The startup, launched out of CEO Kevin Parker’s grad school idyll during the COVID lockdowns, is primed to find new targets where Big Pharmas won’t dare.
Back in the old days of the early 2020s, using gene sequencing to find drug targets was a messy business.
“The traditional method was bulk sequencing—take an entire tissue, explode it all, measure the average,” Kevin Parker, the co-founder and CEO of Cartography Biosciences and recent BioSpace 40 Under 40 honoree, told BioSpace. But diseases like cancer are highly complex, potentially driven by a mutation in a cell that may make up just 1% of a tumor but carries a critical gene mutation that would make a great therapeutic target.
“It’s like you have a smoothie with 100 apples, but you’re looking for bananas,” Parker said.
Parker wants to help the biopharma business find more bananas in a moment where low-risk, late-stage programs are the main target of dealmaking.
“We need new targets, and I think it’s hard right now with where the broader macro environment is,” Parker said. “We’re in a tough spot for new biology; we are running out of targets to go after. And somebody has to be ringing the bell for this, that we need to be investing in it as a field.”
That’s why he founded Cartography, as a graduate student sequestered in boredom during the COVID-19. Five years after its conception, the company is going strong, having earlier this month secured a $67 million series B fundraise to push its pipeline forward.
Reading the Writing on the Wall
Locked out of his lab at Stanford University, Parker was looking for a way to turn his work in a more patient-centric direction as he whiled away the hours.
“I wanted to move on,” Parker said. “You could see the writing on the wall that PhD research would be really really hard for a few years.”
He was working at Howard Cheng’s lab when the lockdowns came, studying the toxicities that patients can experience after getting CAR T and other immunotherapies. With genome sequencing, especially single-cell sequencing, growing rapidly more robust and more precise, Parker and his collaborators made a bet that with better genomic data they could pick better immunotherapy targets that are easier on patients. They went to investors with a back-of-the-envelope proof-of-concept.
“People were analyzing five to ten patients, 30,000 cells in summer 2020,” Parker said. “Twenty to 30 patients, 50 to100,000 cells were the larger programs.” The molecular methods to profile cells in a truly high-throughput manner didn’t exist, especially when looking for immunotherapy targets in highly complex tissues with many different cell types. Parker bet that the single-cell sequencing methods he and others in the field were developing could simply do a better job of finding hard-to-reach targets.

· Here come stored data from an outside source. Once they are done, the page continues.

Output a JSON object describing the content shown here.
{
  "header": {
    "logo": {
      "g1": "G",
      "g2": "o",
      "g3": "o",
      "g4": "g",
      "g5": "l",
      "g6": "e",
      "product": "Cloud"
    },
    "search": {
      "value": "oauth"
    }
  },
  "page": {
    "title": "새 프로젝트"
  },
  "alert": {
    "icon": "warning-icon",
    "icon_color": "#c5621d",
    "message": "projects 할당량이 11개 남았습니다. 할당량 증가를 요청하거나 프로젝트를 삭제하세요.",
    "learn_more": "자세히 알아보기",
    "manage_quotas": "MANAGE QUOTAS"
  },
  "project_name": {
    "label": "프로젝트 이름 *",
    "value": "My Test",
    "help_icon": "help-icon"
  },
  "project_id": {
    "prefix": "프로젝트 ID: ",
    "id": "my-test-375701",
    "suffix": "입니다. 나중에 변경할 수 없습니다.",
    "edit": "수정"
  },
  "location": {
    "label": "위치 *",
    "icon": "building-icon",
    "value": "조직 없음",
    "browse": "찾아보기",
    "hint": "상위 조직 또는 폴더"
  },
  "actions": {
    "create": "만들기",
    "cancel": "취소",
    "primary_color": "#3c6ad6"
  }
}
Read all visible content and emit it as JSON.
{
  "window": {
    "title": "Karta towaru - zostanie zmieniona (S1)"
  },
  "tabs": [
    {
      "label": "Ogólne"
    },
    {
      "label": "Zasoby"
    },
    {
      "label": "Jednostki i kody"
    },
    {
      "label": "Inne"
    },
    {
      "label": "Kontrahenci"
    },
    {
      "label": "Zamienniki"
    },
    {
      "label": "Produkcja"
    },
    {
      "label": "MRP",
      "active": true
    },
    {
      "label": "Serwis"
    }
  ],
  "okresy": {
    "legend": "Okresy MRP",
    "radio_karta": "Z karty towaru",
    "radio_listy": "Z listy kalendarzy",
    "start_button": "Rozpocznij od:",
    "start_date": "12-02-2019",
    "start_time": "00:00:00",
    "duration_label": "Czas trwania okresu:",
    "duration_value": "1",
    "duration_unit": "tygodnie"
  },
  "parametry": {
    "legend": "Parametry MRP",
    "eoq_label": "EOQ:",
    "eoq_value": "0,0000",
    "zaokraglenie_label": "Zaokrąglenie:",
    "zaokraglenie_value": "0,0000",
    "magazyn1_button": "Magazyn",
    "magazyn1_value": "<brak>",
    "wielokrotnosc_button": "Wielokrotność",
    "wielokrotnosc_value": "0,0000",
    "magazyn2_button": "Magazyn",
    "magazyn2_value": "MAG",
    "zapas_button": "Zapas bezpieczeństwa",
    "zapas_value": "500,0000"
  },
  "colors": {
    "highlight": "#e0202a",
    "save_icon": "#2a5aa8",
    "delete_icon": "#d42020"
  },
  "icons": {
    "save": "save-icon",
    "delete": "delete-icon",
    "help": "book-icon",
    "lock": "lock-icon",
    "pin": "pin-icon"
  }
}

He pointed to Elzonris, an anti-cancer antibody made by the Menarini Group. The antibody is fused to diphtheria toxin that targets CD123 to treat blastic plasmacytoid dendritic cell neoplasm (BPDCN) and comes with a warning for causing capillary leak syndrome. It turns out this is due to the high expression of CD123 in blood vessels—something older sequencing methods wouldn’t have picked up.
“If you look at a bulk sequencing big dataset, and you type in CD123, its expression is a little bit low, a little bit medium, but it’s kind of everywhere, nothing really jumps out. If you look at single-cell data, immediately you see vasculature. Every single tissue lights up,” Parker said. With the kind of technology Cartography is developing, Parker reasons, scientists can gain a more nuanced view of the relevant biology to develop safer drugs.
Putting the Patient in Focus
Today, with dozens of employees and Gilead as a partner, Parker’s COVID-era bet is paying off. The scale of sequencing that Cartography and other companies are doing now is, according to Parker, two orders of magnitude larger than what existed in 2020. The Gilead deal, signed in 2024, included $20 million upfront to discover targets in triple-negative breast cancer and lung adenocarcinoma.
Parker never dreamed of starting a biotech company as a kid. Both his parents are organic chemistry PhDs. His dad became a patent attorney and his mom worked in DNA synthesis.
“I never wanted to be a scientist because they were scientists. In high school I hated biology,” Parker said. In college, the subject started to make more sense to him because, instead of the rote memorization of high school, he was able to ask questions and find answers.
“I was really interested in that process of decisions—stem cells into neurons—how do the same things keep happening despite all this flexibility going on.” That was intellectually satisfying, but one thought bothered Parker in the back of his mind.
“Where is the patient?” in all this research, he asked.
Cartography is targeting them now. The company’s current focus is on lead molecule CBI-1214, a T cell engager that targets a marker it says is minimally expressed on healthy cells to treat colorectal cancers.
Looking to the future, Cartography is in combining those hard-to-find bananas to create highly specific dual targeting anti-cancer medications, Parker told BioSpace.
“It’s hard enough to find single targets, but it’s almost impossible to find target pairs from bulk data,” he said. “I think that’s where the field is moving long term and where we see the data supporting it, both on the target side and also on the molecule development side.”